Tuesday, May 23, 2017

Baco #1


Image from HERE
In the late 1800s there was much importing of New World botanical specimens to the Old World.  Many of the plants were dug up and imported as live plants for exhibition.

Unfortunately, shipments of grape vines from the New World carried diseases and insect pests that the Old World species were completely vulnerable to.

The most devastating pest was phylloxera, a kind of louse that ate the roots and laid eggs on the leaves of grape vines.

The French wine industry was devastated.

Countless gardening enthusiasts stepped into the breach and started breeding Old World wine grapes to New World species in an attempt to combine the Old World grape quality with the New World disease and insect resistance.

Francois Baco was one of these enthusiasts.

Grape historians speculate that Francois Baco planted 50,000 seedlings in his life time.  One of his hybrids was a spectacular success.  One was a minor success.  All of the rest have been forgotten.

His major success was Baco #1.  While some breeders only assign numbers to their creations after those seedlings demonstrated that they are superior to most of their siblings, it is believed that Baco labeled them sequentially.

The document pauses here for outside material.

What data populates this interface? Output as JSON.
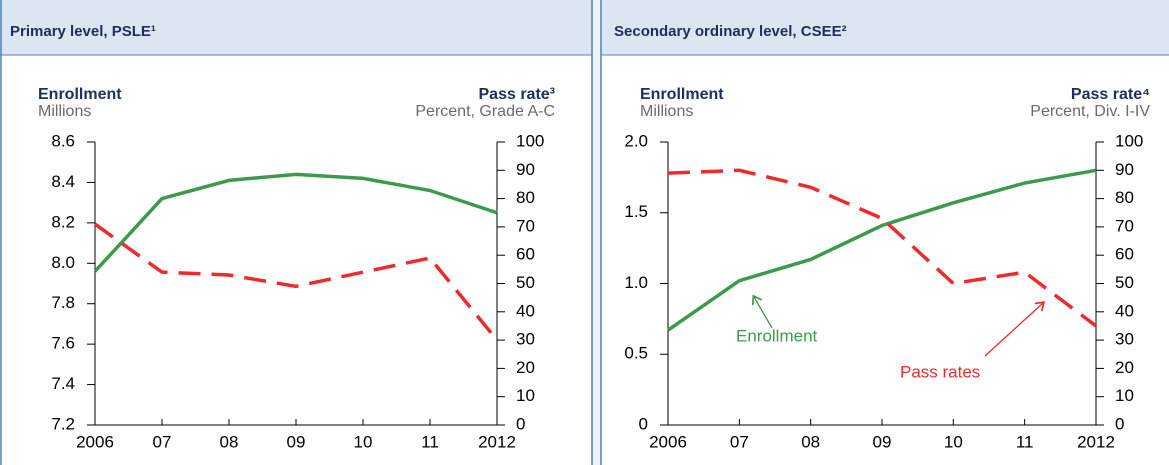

If that is so, then his best creation was the first seed, planted in the first row the first year he started breeding grapes.  The remaining 49,999 seedlings were the anticlimax.

Some see that as a waste.  I see it as a monument to a dedicated man.  I suspect that many of the 49,999 approached Baco #1 in various attributes, but that none of them were irrefutably superior to it as a package.
Image from HERE

How can one know the measure of something if it stands alone?